La casa del abuelo era muy vieja, de las
típicas de aquellos años, bueno al menos de las típicas casas de los típicos
pobres. Un terreno muy extenso pero una casa muy pequeña. Una habitación cuyas
paredes eran aún de los denominados adobes de barro, con un techo de palma,
también de la típica palma de la región. La pequeña cocina, también techada en
palma, cuyas paredes eran unas de lodo y otras como una especie de persianas verticales
hechas de tiras de carrizo amarradas con mecate.
Las hornillas moldeadas en barro puro, del
lodo de aquella tierra bendita y unos comales de disco de "rastra"
agrícola, una desvencijada mesa y dos sillas con asiento de palma tejida,
formaban el pobre menaje de aquel santuario de la gastronomía.

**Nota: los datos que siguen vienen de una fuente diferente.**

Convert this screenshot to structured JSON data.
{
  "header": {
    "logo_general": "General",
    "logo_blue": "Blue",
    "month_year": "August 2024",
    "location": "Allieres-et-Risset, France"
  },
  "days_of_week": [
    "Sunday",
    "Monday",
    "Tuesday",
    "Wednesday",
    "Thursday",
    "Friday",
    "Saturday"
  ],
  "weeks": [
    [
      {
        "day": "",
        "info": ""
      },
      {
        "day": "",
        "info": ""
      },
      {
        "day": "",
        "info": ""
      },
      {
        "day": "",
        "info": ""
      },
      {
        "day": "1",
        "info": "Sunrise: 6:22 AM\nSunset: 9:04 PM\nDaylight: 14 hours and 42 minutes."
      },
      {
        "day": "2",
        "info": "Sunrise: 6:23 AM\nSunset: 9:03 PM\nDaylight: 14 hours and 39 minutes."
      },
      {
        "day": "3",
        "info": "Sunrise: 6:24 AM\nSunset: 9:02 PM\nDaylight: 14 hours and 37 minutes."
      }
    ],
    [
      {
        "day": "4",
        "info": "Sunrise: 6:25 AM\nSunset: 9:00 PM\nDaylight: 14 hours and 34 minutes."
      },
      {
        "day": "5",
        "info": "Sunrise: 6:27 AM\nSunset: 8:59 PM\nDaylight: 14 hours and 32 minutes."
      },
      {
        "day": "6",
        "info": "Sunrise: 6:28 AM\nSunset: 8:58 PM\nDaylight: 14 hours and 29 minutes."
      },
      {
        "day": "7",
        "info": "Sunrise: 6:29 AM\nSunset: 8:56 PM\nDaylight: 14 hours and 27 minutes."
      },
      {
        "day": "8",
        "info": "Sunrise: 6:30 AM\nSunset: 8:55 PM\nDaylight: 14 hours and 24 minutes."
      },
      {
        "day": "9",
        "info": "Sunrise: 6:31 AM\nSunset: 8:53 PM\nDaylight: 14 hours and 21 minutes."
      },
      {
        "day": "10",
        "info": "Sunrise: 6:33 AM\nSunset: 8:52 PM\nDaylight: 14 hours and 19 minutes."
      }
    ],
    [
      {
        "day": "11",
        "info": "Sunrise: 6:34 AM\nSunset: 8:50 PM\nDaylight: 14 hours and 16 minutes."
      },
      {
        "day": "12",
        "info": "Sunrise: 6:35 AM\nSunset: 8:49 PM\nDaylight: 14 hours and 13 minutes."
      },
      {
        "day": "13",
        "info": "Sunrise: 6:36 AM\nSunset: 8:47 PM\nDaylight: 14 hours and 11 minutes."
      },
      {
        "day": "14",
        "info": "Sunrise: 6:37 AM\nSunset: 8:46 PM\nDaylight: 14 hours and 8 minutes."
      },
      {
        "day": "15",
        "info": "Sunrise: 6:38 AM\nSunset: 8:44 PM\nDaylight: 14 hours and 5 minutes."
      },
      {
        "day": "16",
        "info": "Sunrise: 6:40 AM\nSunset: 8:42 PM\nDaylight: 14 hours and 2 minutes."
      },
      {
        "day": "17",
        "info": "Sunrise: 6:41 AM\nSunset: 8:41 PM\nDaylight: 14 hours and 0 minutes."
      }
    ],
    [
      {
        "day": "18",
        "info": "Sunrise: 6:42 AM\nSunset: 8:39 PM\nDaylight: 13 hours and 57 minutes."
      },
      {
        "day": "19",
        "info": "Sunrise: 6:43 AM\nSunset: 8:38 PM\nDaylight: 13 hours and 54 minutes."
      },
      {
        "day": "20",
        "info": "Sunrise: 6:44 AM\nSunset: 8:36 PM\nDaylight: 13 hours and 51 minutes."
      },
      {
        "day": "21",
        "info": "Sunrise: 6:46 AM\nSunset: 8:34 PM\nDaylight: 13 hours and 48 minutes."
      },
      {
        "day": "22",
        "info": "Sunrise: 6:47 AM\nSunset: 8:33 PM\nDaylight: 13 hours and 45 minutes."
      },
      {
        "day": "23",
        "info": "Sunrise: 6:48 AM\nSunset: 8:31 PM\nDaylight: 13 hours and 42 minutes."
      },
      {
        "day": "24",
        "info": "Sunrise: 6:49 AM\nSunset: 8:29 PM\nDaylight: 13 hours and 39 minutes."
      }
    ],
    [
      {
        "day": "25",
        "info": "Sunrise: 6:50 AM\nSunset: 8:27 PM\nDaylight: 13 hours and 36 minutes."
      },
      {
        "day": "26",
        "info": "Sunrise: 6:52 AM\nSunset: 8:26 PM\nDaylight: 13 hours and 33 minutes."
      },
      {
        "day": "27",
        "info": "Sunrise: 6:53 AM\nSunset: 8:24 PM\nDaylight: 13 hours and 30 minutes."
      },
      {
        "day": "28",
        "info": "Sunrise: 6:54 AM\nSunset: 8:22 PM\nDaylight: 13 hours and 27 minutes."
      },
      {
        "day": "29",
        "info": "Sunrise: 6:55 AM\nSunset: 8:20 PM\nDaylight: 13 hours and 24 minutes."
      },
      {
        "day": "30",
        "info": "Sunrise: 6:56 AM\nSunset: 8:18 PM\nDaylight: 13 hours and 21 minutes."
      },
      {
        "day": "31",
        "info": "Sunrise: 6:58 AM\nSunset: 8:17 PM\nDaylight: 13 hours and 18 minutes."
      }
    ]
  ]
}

Ya había sucedido algo como aquello que
estaba pasando. Yo recordaba, aunque vagamente, haber tenido que pedir asilo en
alguna casa cuya banqueta nos permitiera ver pasar el agua del río sin
mojarnos. Para cualquier niño era muy divertido tener su propio balneario a la
puerta de la casa. Por supuesto que no medíamos el peligro que significaba
aquel fenómeno, ni podíamos percibir la angustia de nuestros padres, mucho
menos los terribles daños materiales que dejaba el agua a su paso.
Quizá derivado de las experiencias anteriores
no nos percatábamos del peligro inminente. Me refiero con esto a las anteriores
inundaciones que mi memoria registra. De aquéllas aún recuerdo, casi como un
cuento, que era muy emocionante jugar en el agua. En el patio de la casa del
abuelo, lleno de ejemplares botánicos, era una delicia jugar, cuando el agua
entraba rasamente a su rústico huerto familiar, sólo bastaba un poco de
imaginación para situarse en medio de una inexplorada y misteriosa jungla. El
agua hacía una caprichosa vuelta hacia la parte más baja del terreno, semejando
una profusa cascada que remataba en un caudaloso río que en mi pueril delirio
confundía con el Amazonas.
Era un escenario mágico, extraordinario. Un
sitio perfecto para el juego imaginativo. Las múltiples variedades de flores,
aun estando anegadas, le daban un toque de magnificencia al escenario. Una vez
que se iba depurando la corriente de agua, que el lodo se iba asentando, se
podía ver todo lo que había arrastrado desde sus cauces originales y aún de
latitudes más lejanas, más serranas.
Una de las cosas más atractivas de las inundaciones
era la pesca de "puyeques", unos peces medios bobos que incluso
llegué a pescar a mano limpia o mano pelona como dicen
en el rancho. Después que pasaba la
parte más drástica del asunto, muchos de los niños y no tan niños de entonces
nos íbamos sobre esos peces que eran muy fáciles de atrapar, al grado que
podíamos llenar cubetas. Cuando el agua descendía se quedaban casi enterrados
en el lodo.
Claro que no todo era miel sobre
hojuelas. Así como nos divertimos mucho en nuestro papel de habilidosos
pescadores y exploradores de junglas, también tuvimos nuestros malos ratos. De
los que a mí me sucedieron, recuerdo una cortada en el pie, agarrar un sapo en
lugar de un "puyeque", un buen susto con una víbora que me tocó el
pie y varias caídas en las que quedé lleno de lodo, con la correspondiente
"cuereada" por parte de mi justiciera madre.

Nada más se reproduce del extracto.